Une approche qui contraste totalement avec celle citoyenne et idéalisée au nom du bon voisinage, ou même celle, fruit d’un engagement intellectuel, qui fait rêver à un Maghreb des nations libéré de toute frontière.
Les deux perceptions ignorent les enjeux qui sous-tendent la politique de voisinage avec la monarchie alaouite, dans le sens où les deux approches, citoyenne et intellectuelle, n’ont, pour nourrir leurs lectures respectives de la situation, que le principe humaniste d’ouverture à l’universel et de brassage culturel et humain entre les peuples. Cela, surtout si ces peuples ont des millénaires d’histoire, des langues, des traditions et des patrimoines communs.
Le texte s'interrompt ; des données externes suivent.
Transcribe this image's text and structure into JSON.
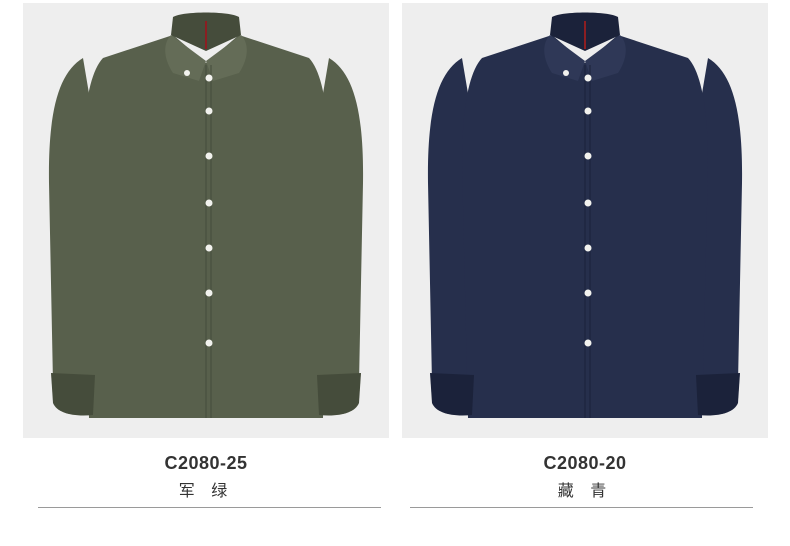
{
  "products": [
    {
      "code": "C2080-25",
      "color_name": "军 绿",
      "shirt_color": "#58604c",
      "shadow_color": "#454c3b",
      "highlight_color": "#646c57"
    },
    {
      "code": "C2080-20",
      "color_name": "藏 青",
      "shirt_color": "#262f4c",
      "shadow_color": "#1b223a",
      "highlight_color": "#2f3857"
    }
  ]
}
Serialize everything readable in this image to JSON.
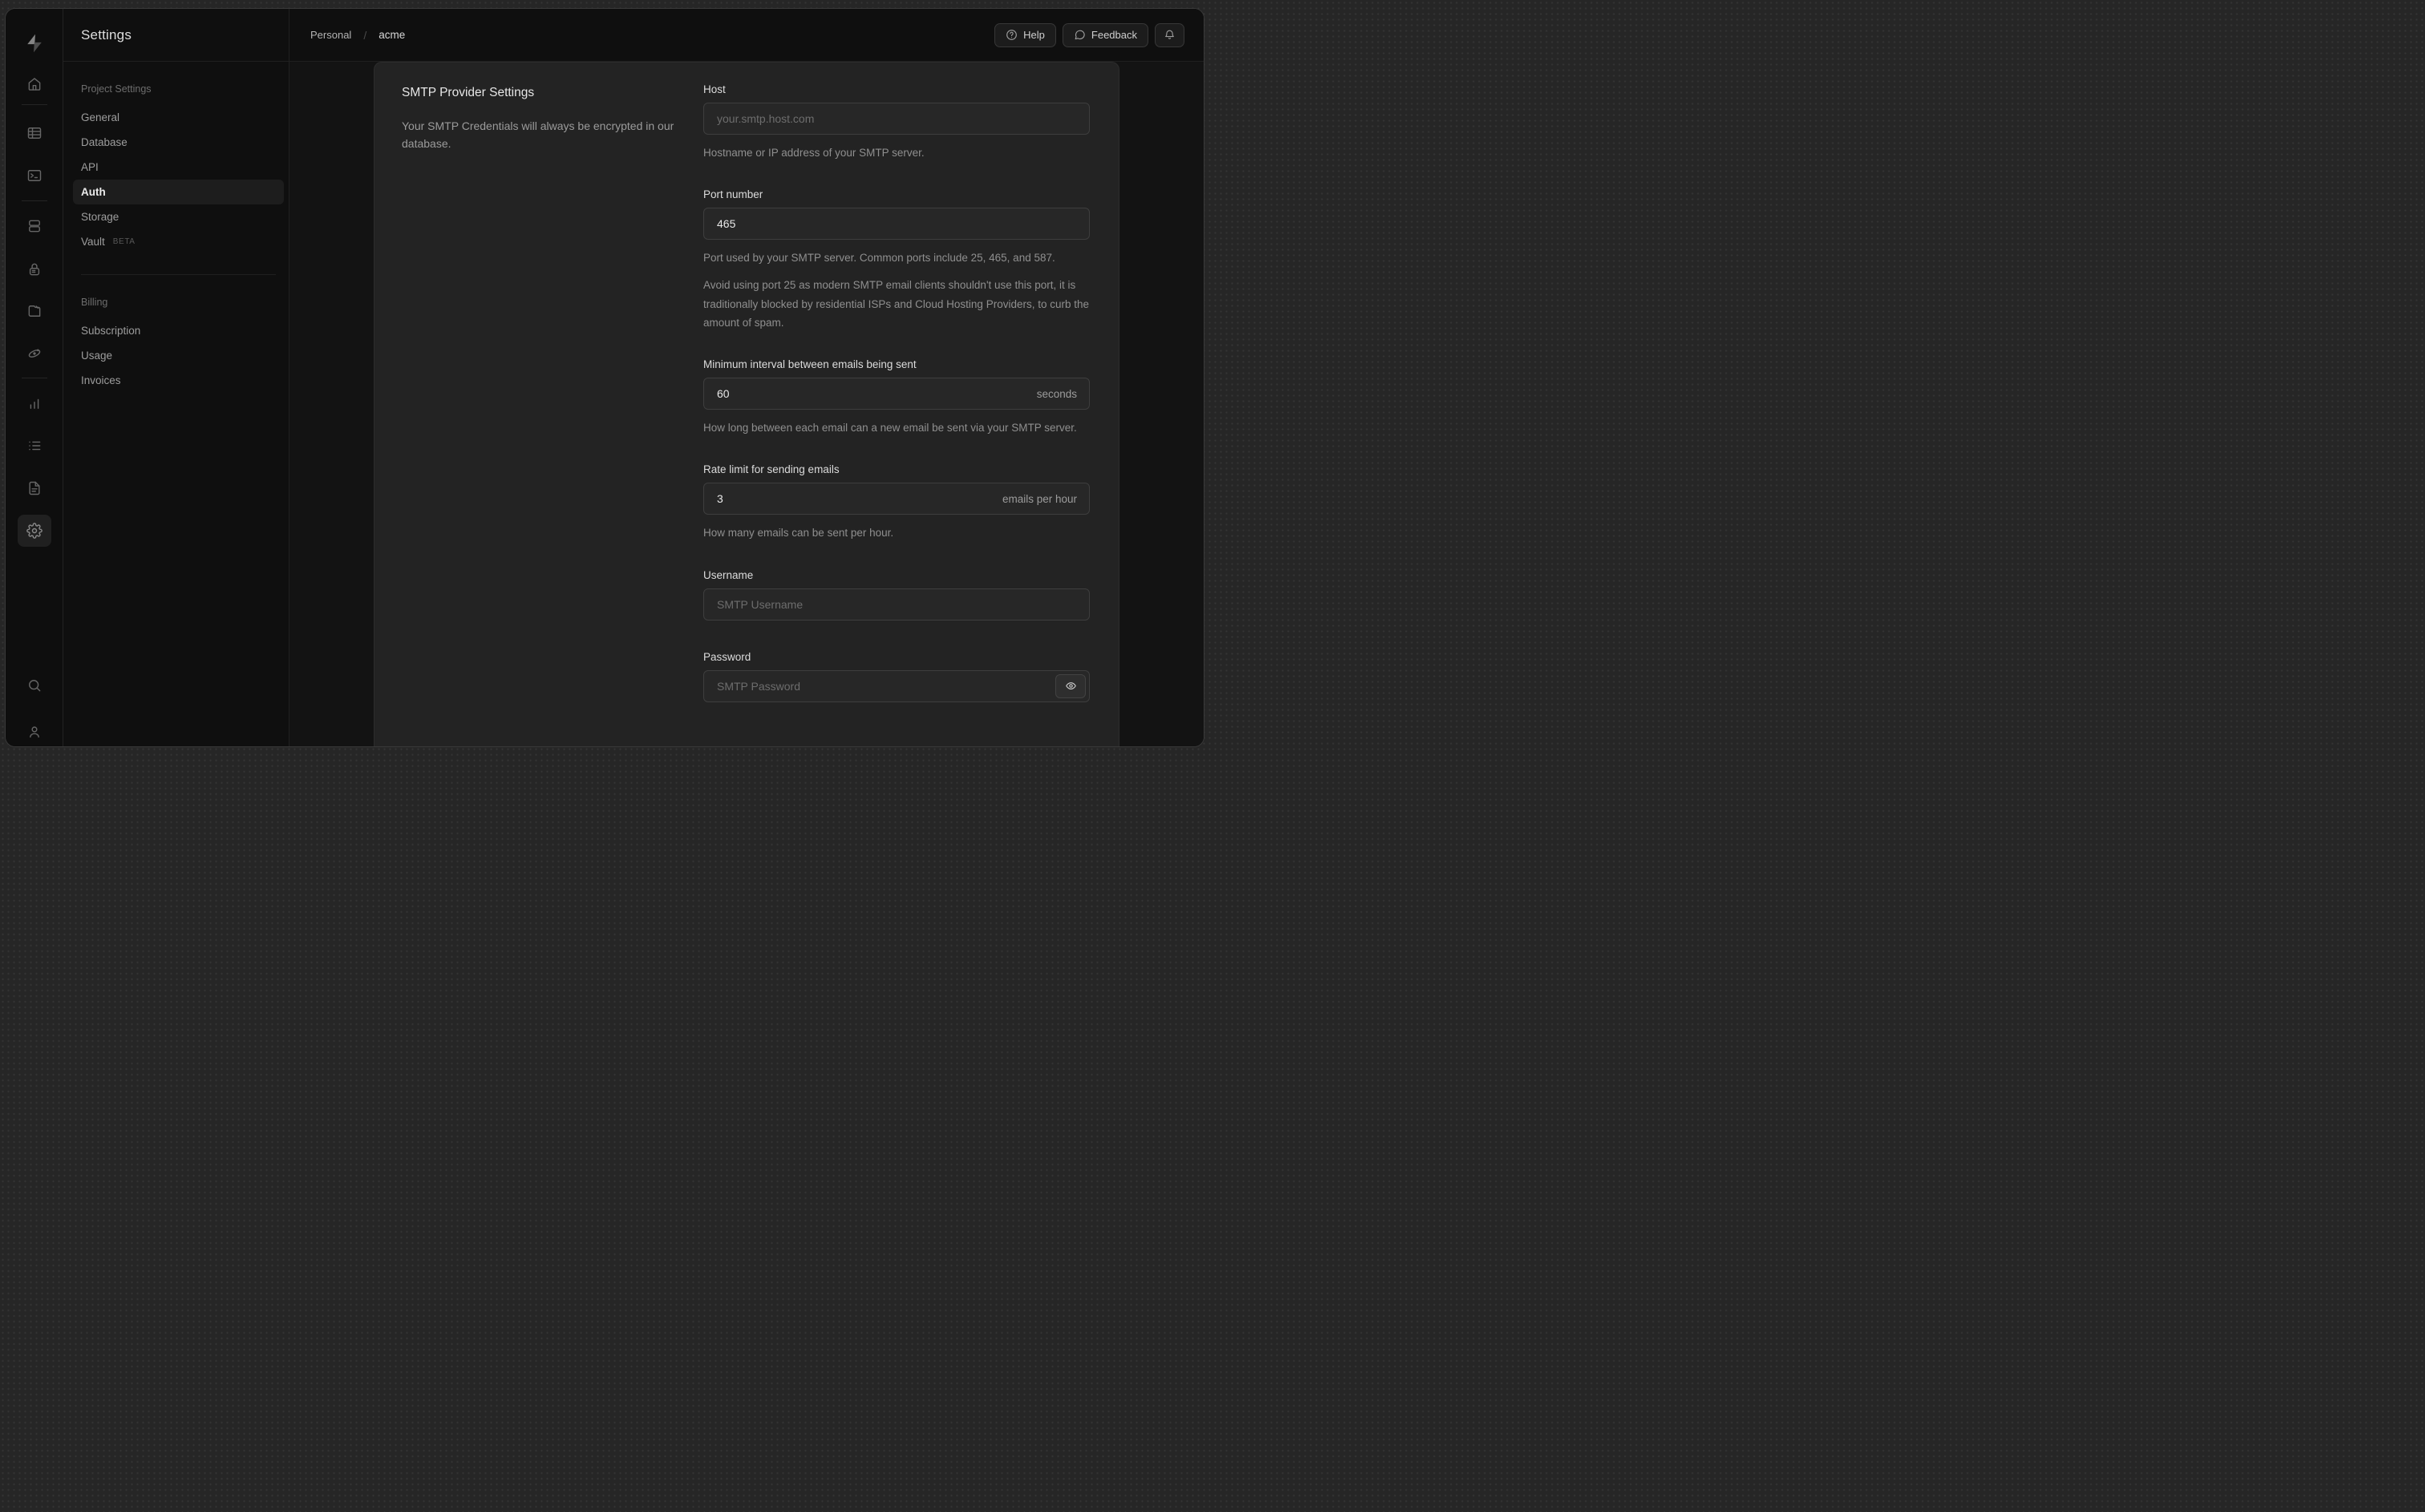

Quels sont donc ces enjeux strictement algériens qui se dressent, comme autant de remparts, devant la perspective d’une réouverture des frontières, voire même devant la perspective d’une ouverture, aux sens politique et humain, au voisin de l’Ouest ?
Avant de répondre à cette question dont les tenants sont multiples et complexes, il nous faut d’abord dire les raisons qui rendent si nécessaire et si naturellement évidente une ouverture vers le Maroc, cela même si, en posant la question de cette manière, nous donnons l’impression que pour l’Algérie l’ouverture à un voisin doit préalablement consister dans un argumentaire qui justifie un fait somme toute naturel. Les vicissitudes de l’Histoire ont leurs raisons que la raison ne peut ignorer.
Pour soutenir un tel raisonnement, nous démarrons d’un fait accompli : la fermeture des frontières et leur hermétisme actuel, dont les causes génétiques incombent au Maroc depuis 1994.
Notre positionnement culturel est évident ; nous sommes pour la perspective d’une réouverture des frontières, mais pas à n’importe quel prix et, surtout, pas sans préalables, dont il est aisé de se faire une idée quand on aura achevé de livrer tous les éléments de cette réalité algéro-marocaine.
Ce qui devrait nous unir
Tout nous unit. L’Histoire, les peuples, le brassage culturel, les langues des origines, les langues des conquérants, nos intérêts économiques (idéalement), la géographie (et non la géostratégie), etc. Ce sont là assez d’éléments en partage qui justifient non seulement qu’on soit de bons voisins, mais qu’on soit carrément une seule nation.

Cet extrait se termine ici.